Tarot Readings: A Brief History

Tarot divination is a practice stretching back to the 1700s. The use of the cards began as a simple parlor card game in Europe in the 1400s, and by the 17th century the symbols found on the cards began acquiring meaning. Some of the symbols found in the earlier tarot decks were tied to Egyptian occultism.

As the practice of tarot continued to flourish and expand, the first definitive guide to tarot was published in 1791 by Jean-Baptiste Alliette. Continuing to build on public interest and popularity, tarot started becoming more tied into Hermetic mythology, the Kabbalah, and the Book of Thoth- An ancient Egyptian text written by the Egyptian god of Wisdom. Soon members from occult orders like the Order of the Golden Dawn created decks that drew on various metaphors and mysticisms, including two of the most popular the Rider-Waite Tarot deck (with the lasting collectively relational art of Pamela Colman Smith) and Aleister Crowley’s Thoth deck (esoterically painted by Lady Frieda Harris).

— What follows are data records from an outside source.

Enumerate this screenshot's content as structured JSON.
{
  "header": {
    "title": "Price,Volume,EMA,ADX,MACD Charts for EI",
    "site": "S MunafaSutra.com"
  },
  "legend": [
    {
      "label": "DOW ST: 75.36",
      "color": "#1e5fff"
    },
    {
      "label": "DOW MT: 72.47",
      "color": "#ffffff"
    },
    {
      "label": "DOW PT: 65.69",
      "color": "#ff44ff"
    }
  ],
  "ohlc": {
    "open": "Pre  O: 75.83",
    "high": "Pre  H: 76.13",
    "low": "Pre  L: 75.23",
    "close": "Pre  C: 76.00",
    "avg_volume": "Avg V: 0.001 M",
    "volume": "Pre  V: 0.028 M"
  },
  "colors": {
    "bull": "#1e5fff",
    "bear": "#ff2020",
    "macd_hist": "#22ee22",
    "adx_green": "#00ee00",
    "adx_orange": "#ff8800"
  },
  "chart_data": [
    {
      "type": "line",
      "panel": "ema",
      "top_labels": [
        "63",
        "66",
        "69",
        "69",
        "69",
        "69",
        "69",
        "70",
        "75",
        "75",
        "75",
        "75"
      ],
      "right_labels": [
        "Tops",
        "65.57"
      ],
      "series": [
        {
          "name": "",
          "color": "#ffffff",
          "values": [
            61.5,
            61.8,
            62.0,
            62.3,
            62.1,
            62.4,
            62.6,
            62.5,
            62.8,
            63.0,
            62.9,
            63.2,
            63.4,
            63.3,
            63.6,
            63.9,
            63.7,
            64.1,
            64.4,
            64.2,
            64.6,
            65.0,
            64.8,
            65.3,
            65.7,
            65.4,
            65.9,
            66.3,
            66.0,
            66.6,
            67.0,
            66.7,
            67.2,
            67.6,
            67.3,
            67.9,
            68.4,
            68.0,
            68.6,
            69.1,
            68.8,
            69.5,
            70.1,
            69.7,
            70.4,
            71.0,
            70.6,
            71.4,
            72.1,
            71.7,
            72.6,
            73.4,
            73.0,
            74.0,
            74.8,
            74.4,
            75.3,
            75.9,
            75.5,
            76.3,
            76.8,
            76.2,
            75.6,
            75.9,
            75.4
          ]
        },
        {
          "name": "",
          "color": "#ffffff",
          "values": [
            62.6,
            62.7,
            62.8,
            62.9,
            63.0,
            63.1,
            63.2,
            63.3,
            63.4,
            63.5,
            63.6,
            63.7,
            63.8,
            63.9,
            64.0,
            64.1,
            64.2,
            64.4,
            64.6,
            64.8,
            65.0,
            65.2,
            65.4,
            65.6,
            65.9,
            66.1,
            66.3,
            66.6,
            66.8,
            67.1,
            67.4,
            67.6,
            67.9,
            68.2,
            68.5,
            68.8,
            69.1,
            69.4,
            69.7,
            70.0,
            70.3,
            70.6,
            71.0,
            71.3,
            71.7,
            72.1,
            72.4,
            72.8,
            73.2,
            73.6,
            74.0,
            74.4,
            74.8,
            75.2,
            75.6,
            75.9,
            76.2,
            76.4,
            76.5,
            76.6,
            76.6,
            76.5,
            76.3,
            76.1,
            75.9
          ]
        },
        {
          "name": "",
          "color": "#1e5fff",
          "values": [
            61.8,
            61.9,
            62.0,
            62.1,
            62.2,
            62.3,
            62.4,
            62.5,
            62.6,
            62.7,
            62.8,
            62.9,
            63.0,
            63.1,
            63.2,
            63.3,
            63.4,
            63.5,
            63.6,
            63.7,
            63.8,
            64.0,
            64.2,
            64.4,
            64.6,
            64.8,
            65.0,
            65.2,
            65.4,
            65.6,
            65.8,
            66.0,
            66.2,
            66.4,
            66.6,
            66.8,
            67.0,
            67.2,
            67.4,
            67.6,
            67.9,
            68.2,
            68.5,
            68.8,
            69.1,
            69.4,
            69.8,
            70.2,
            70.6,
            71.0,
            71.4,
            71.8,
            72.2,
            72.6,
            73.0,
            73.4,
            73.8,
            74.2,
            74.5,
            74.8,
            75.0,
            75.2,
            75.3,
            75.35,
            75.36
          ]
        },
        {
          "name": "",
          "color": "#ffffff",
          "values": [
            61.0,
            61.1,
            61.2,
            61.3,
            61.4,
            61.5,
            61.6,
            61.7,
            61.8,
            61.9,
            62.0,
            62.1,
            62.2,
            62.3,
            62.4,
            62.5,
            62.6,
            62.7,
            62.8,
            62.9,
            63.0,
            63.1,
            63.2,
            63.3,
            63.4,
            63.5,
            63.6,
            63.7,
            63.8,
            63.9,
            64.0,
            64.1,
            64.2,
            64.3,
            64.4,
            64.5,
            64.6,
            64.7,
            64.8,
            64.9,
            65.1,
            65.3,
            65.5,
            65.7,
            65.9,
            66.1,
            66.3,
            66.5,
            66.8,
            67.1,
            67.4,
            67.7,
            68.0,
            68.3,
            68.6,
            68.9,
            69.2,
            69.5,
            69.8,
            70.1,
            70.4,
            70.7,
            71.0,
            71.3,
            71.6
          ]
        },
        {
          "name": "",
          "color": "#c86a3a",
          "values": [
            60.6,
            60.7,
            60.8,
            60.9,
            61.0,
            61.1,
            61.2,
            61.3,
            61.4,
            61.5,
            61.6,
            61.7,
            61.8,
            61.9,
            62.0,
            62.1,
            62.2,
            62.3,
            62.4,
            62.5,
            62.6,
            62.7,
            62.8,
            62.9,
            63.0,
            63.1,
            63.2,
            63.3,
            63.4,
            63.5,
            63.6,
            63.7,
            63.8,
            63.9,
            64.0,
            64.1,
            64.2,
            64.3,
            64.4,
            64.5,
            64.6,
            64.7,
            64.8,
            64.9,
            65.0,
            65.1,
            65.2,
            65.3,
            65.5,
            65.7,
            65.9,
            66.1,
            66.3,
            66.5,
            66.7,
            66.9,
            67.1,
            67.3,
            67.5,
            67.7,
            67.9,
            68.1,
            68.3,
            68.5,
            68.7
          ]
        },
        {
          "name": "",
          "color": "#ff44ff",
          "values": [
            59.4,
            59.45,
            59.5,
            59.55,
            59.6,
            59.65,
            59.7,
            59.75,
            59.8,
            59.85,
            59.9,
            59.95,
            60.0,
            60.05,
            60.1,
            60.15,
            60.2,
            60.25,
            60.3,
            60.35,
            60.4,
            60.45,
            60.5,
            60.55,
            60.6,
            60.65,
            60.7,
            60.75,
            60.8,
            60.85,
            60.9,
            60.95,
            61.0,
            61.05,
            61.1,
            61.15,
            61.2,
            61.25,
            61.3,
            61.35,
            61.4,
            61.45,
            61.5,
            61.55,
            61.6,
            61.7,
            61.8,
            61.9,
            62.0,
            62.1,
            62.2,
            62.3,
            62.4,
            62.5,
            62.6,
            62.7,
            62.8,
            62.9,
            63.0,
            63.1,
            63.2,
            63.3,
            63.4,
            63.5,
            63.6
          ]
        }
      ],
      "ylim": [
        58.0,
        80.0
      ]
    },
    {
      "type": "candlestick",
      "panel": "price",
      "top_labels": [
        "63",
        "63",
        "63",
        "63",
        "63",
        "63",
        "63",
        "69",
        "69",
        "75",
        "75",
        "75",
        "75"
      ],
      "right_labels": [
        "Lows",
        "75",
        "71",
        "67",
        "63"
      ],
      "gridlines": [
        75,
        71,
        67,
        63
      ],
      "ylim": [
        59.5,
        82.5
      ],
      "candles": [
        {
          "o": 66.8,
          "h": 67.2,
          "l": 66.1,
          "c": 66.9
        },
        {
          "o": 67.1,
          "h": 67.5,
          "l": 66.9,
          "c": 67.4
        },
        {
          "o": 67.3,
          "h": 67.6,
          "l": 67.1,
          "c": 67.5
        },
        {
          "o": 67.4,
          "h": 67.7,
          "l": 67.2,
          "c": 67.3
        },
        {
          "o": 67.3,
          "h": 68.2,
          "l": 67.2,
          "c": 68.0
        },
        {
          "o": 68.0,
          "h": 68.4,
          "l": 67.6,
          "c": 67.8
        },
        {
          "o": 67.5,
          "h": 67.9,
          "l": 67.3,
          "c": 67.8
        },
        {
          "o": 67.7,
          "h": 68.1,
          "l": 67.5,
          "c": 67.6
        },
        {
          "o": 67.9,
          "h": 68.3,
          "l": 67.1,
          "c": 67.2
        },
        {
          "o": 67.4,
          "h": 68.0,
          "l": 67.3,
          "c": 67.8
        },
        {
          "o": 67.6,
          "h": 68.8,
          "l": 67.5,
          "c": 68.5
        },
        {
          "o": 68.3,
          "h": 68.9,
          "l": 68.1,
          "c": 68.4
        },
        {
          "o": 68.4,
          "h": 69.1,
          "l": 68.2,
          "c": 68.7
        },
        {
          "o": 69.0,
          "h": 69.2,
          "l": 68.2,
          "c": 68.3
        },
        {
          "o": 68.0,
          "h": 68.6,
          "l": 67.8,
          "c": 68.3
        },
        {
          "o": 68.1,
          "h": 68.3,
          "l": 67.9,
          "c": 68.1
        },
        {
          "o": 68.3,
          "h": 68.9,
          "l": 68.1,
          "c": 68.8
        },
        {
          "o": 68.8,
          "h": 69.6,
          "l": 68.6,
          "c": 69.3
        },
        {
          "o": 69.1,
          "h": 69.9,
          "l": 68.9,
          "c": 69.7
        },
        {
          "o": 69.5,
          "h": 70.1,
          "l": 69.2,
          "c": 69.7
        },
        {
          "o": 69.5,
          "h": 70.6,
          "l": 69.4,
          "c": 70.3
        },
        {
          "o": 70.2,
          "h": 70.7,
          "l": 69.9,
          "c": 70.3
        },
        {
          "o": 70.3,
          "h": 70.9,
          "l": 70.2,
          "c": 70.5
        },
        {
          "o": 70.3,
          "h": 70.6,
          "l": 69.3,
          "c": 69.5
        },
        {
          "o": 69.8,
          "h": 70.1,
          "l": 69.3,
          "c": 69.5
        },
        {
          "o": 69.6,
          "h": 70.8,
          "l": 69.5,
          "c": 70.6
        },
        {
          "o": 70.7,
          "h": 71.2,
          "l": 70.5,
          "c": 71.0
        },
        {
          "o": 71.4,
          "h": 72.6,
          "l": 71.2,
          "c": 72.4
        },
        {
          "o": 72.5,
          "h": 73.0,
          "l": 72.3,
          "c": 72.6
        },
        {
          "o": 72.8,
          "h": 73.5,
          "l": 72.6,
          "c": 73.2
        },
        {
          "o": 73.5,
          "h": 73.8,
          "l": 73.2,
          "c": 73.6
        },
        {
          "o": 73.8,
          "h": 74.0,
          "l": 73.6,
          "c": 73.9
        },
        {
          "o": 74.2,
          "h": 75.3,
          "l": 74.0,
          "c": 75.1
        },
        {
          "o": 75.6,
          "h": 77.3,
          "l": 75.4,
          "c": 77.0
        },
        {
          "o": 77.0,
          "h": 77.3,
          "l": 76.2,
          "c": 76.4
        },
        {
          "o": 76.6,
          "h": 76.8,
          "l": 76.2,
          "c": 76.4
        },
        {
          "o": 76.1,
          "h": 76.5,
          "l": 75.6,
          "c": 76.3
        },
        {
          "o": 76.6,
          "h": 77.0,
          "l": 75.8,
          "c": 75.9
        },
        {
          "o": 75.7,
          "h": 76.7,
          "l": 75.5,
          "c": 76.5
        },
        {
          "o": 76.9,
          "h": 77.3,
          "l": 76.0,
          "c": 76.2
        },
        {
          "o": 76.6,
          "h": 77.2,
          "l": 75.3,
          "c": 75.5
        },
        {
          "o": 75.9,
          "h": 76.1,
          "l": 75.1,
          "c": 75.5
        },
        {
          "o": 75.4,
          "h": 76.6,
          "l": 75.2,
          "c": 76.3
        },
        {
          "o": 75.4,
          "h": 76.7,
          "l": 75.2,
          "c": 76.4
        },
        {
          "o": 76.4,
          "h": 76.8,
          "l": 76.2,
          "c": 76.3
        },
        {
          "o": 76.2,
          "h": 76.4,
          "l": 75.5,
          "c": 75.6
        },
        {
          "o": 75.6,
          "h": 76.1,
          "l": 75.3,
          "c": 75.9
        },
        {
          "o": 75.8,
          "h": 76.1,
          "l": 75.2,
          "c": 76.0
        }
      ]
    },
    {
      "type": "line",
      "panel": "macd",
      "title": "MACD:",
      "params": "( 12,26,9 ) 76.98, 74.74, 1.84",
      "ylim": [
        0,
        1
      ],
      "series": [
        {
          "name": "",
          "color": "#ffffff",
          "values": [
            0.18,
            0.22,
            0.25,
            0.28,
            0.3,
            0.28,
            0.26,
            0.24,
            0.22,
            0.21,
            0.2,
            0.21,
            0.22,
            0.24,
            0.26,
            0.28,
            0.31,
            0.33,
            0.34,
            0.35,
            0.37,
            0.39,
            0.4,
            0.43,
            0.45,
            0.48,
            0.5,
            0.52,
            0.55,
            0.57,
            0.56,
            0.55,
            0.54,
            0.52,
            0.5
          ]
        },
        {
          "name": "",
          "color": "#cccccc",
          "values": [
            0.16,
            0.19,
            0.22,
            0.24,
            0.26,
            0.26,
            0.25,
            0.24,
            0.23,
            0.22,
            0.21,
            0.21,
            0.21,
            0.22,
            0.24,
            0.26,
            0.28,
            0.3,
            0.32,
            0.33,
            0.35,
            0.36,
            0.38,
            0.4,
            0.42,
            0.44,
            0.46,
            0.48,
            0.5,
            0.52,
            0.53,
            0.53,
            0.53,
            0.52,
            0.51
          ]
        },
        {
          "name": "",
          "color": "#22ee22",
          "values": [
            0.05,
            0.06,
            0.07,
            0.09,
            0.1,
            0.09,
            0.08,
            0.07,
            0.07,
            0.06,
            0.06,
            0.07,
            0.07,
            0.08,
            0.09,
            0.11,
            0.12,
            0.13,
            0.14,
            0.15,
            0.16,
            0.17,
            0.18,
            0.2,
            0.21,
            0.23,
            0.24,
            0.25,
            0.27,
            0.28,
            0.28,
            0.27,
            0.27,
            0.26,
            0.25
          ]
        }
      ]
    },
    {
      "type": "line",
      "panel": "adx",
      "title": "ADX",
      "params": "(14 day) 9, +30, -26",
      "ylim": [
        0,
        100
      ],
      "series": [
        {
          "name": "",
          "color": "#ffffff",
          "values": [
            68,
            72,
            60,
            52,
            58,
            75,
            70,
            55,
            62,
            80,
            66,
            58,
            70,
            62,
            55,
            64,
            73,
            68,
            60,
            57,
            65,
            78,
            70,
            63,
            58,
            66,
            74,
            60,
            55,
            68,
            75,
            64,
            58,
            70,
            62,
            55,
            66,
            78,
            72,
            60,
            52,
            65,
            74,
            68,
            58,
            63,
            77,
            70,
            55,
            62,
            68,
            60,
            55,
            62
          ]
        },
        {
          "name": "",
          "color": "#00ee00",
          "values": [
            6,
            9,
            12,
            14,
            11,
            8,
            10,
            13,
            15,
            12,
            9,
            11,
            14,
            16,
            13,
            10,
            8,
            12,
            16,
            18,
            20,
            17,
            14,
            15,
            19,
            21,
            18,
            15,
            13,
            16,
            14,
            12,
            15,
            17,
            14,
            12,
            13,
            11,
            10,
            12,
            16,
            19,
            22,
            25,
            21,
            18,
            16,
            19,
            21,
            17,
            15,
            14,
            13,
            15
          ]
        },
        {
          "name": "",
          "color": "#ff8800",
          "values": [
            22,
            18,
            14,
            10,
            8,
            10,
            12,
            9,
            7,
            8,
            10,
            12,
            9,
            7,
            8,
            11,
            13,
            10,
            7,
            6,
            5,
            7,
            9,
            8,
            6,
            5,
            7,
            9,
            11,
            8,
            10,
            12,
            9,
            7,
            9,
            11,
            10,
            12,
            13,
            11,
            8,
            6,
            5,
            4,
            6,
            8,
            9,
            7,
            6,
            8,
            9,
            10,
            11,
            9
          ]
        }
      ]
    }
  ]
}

Tarot and Our Subconscious Mind

The aspect that really led tarot to become the profound divination practice it is today is the way the metaphorical symbols speak so clearly to our subconscious mind. Like many symbols found in nature and dreams, the art of the tarot helps to bring our subconscious experiences into conscious light.

The subconscious mind communicates through feelings, symbols, and metaphors, making tarot a incredible outlet in portraying what it is our subconscious wants us to know by expressing it through the symbols found on the cards. Not only are they enjoyable to admire and share, each card further contains collectively unconscious metaphors that when viewed and related to in our personal lives can give us a gift of insight, relationship and acknowledgement of the parts deeper within us that may be driving us through our lives, thus giving us the ability to learn how to move forward in a particular situation, goal, or life circumstance.

The way I work with tarot is one that not only involves my intuitive impression of what the cards are portraying, but more importantly what they are describing to your subsconscious mind. This is your tarot reading after all.